Comic | Katharina Greve: Die dicke Prinzessin Petronia
»Die dicke Prinzessin Petronia« ist Thronfolgerin in spe – und trotzdem deutlich unbekannter als der von ihr gehasste Kleine Prinz. Katharina Greve hält ihren Alltag auf dem wohl kleinsten Planeten des Alls in reduzierten Strichen fest – und entfesselt unendliche Weiten an trockenem Humor. Von CHRISTIAN NEUBERT
Der kleine Prinz? »Ein Schleimer«. Sagt jemand, der das wissen muss: Seine Cousine Petronia. Prinzessin Petronia. Die mit dem Vorrecht auf den Thron, die aber trotzdem keiner kennt. Weil er einfach so süß ist, ihr kleiner Cousin, und obenauf ständig kalenderspruchtaugliche Phrasen drischt, und sie… naja, halt nicht Sie ist immer grantig, ist stämmig mit Tendenz zu bullig, so richtig, mit nach vorn geschobener Stirn, wenig einladender Körperhaltung und misstrauischem bis grimmigem Blick.

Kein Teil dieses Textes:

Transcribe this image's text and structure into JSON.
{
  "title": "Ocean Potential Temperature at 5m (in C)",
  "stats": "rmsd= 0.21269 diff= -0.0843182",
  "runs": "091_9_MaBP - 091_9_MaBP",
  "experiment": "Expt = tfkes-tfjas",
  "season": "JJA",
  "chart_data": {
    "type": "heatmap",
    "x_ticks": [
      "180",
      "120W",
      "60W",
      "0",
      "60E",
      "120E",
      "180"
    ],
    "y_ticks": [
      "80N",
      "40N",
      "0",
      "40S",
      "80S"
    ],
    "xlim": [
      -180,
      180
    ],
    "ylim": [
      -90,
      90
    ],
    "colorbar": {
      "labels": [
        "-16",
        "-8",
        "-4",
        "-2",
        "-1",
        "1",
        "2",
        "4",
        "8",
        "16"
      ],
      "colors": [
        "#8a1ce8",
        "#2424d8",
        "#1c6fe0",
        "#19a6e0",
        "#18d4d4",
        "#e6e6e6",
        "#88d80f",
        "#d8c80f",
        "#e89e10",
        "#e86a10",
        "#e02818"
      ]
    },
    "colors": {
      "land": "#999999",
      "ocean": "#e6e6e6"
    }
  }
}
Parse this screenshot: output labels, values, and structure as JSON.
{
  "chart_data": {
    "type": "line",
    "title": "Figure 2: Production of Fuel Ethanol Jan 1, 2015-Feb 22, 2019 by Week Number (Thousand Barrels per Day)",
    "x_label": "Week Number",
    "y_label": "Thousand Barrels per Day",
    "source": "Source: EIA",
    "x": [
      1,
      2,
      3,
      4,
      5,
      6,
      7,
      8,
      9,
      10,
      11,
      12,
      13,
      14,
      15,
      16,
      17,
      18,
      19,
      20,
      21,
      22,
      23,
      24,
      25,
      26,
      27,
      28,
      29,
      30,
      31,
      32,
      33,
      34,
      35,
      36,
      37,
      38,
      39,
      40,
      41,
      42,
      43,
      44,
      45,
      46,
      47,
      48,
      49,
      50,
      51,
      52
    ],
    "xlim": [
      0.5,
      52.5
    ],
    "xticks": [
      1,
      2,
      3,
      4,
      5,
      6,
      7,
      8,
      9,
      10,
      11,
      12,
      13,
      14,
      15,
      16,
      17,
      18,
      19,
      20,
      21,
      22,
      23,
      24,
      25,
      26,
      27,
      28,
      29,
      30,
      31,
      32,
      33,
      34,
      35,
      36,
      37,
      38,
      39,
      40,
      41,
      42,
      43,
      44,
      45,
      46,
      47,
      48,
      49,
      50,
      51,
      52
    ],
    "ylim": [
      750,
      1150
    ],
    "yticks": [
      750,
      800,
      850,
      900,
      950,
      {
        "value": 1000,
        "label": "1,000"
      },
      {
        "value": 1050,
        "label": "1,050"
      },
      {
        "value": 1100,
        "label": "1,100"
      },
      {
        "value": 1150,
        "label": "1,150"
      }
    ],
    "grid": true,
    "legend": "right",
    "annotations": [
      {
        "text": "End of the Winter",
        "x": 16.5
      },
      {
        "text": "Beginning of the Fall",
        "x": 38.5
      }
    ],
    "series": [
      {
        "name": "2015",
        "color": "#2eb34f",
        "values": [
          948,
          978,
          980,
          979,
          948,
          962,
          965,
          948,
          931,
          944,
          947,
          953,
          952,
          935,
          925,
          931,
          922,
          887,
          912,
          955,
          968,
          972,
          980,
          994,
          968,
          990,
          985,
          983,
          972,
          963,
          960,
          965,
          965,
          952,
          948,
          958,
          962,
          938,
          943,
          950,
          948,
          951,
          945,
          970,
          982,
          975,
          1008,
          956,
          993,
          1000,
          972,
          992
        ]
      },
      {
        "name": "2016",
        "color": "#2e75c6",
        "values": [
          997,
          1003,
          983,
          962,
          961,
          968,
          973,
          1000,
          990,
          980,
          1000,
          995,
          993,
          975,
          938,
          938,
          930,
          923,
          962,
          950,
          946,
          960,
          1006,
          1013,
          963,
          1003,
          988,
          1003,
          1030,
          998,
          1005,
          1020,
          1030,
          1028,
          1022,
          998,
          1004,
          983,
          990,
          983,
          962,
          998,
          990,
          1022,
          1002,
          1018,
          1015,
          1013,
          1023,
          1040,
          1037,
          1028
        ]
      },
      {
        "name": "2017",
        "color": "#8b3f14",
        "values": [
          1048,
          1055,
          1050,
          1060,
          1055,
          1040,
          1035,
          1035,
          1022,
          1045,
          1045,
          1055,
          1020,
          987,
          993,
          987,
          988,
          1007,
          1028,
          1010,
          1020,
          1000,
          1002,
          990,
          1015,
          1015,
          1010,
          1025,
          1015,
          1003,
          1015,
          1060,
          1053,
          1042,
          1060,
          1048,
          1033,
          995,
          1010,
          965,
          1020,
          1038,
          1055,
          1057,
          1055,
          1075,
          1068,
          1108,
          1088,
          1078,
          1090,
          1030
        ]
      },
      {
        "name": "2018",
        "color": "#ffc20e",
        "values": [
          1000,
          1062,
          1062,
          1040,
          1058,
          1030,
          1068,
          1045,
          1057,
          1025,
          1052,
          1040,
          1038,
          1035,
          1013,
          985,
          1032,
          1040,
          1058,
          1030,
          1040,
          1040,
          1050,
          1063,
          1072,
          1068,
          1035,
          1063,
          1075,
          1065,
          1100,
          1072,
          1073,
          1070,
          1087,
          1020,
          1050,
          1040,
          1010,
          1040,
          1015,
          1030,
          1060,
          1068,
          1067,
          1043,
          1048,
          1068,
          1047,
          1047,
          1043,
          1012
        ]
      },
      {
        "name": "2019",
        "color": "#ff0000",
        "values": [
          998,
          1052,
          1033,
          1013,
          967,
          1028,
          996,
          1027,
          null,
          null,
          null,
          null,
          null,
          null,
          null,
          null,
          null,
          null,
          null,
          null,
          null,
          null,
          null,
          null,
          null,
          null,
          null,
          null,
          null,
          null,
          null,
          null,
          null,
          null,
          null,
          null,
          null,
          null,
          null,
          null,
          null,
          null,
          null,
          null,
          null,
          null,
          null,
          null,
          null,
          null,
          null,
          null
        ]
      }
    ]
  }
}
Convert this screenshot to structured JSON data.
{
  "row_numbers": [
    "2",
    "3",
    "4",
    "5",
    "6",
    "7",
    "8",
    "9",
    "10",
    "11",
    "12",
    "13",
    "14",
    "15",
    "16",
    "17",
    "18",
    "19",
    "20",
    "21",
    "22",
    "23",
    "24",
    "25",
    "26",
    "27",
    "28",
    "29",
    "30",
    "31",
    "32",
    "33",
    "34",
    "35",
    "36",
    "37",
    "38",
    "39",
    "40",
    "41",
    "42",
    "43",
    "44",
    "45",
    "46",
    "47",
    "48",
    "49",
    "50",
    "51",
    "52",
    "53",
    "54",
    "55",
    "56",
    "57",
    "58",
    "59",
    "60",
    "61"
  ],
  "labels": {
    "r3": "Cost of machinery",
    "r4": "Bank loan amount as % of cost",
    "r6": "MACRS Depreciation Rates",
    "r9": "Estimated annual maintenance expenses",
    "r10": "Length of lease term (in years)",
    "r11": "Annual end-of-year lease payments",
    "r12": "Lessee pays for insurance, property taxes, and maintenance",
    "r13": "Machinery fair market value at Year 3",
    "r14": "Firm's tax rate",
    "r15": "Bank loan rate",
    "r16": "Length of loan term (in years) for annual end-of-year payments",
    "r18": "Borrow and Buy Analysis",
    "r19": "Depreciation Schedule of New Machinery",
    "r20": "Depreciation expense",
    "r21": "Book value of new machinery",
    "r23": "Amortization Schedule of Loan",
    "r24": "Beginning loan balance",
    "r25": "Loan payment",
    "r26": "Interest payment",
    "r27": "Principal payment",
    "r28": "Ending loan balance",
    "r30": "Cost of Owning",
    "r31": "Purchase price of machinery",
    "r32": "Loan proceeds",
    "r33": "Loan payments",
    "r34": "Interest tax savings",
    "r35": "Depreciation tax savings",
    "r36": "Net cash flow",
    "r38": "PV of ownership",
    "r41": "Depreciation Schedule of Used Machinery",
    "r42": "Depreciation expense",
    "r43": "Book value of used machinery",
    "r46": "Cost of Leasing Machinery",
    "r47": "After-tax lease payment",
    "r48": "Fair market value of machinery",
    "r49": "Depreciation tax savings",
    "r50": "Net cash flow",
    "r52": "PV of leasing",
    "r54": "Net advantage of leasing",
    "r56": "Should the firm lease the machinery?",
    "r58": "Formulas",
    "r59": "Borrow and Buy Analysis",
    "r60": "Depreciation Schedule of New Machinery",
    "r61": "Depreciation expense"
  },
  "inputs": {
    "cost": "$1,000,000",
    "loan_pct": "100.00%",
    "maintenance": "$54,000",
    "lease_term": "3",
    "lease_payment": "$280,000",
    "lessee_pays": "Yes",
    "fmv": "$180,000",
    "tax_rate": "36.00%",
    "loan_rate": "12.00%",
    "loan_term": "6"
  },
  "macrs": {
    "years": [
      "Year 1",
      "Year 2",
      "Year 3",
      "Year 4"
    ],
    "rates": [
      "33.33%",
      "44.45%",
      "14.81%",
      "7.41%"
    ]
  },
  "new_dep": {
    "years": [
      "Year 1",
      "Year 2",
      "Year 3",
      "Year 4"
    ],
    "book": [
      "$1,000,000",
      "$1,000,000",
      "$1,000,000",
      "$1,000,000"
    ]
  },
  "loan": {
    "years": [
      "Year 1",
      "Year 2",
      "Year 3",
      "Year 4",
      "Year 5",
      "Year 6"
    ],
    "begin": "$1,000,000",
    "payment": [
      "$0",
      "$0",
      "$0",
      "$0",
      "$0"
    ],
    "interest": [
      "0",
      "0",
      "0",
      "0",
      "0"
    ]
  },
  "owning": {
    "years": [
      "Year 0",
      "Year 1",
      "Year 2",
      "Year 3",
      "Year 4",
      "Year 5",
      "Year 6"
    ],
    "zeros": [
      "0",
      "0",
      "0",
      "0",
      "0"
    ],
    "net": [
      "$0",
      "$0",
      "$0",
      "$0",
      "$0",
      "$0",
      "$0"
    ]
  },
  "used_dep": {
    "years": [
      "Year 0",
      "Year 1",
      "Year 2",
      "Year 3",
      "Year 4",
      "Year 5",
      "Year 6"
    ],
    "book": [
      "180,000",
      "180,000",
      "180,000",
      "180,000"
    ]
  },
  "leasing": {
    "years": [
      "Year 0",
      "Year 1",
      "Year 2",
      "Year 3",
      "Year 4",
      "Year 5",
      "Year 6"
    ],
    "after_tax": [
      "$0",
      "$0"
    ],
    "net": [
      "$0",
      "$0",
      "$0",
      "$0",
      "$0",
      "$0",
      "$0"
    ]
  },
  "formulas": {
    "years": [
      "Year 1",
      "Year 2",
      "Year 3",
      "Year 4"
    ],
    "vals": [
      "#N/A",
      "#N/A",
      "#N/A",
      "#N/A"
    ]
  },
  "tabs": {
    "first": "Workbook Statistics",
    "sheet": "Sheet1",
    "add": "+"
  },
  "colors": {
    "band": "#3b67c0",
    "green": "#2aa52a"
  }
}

Von der Inanspruchnahme des Throns ist Petronia weit weg. Ihre Mutter, Königin Petrolia I. höchstselbst, hat sie sozusagen ausgelagert – auf einem winzigen Steinklumpen von einem Planeten. Weil »der Palast – zu eng. Aber das All: Unendliche Weiten«, um´s mit Petronias Queen Mum zu sagen.
Die Welt ist klein
»Herrschen« sinniert Petronia, ist merkwürdigerweise ein schwaches Verb. Das einzige, was auf ihrem Planeten herrscht, ist Langeweile. Für die Leser*innen kommt die allerdings nie auf: Die One Pager, mit denen Katharina Greve Petronias zwangsläufig abenteuerarmen Alltag festhält, sind humorvolle Bestandsaufnahmen der Tristesse. Das urkomische Potential entfaltet der Comicband durch den melancholischen und zornigen, aber auch belesenen und schlauen Blick, mit dem Petronia die Welt sieht. Nix also mit »man sieht nur mit dem Herzen gut«: »Mit der Lupe sieht man besser.«
Futter für die altklugen Weisheiten und die geistreichen Rants der dicken Prinzessin liefern dabei nicht nur Sonne, Mond und Sterne, sondern die Unwägbarkeiten des Universums: Entwickeln sich die Einzeller, mit der sie sich den Planeten teilt, in einigen Jahrmillionen vielleicht zu feindseligen Geschöpfen? Mit welcher Wucht muss sie einen Stein ins All schleudern, damit er als Mond ihren Planeten umkreist? Daneben birgt auch das konfliktgeladene Mutter-Tochter-Verhältnis, das sich in Geschenken und Ausflügen offenbart, ungeahntes Lachpotential. Es ist schlicht Greves trockenhumoriger Einfallsreichtum, der den Band über alle Seiten hinweg trägt, ohne dass sich die übersichtliche Grundkonstellation erschöpft.
Unendliche witzige Weiten
Die reduzierten, klar umrissenen Zeichnungen leisten dazu ihr Übriges. Greves grantige Heldin besteht aus wenigen schwungvollen Linien, die alles an Ausdruck bergen, was sie an Emotionen draufhat: Wut, Ärger, Neid, Schwermut. Das mit wenigen Farben flächig kolorierte Endergebnis steht der Strip-Reihe so gut wie durchschnittlich süßen Prinzessinnen die von Petronia gehassten rosa Rüschenkleidchen.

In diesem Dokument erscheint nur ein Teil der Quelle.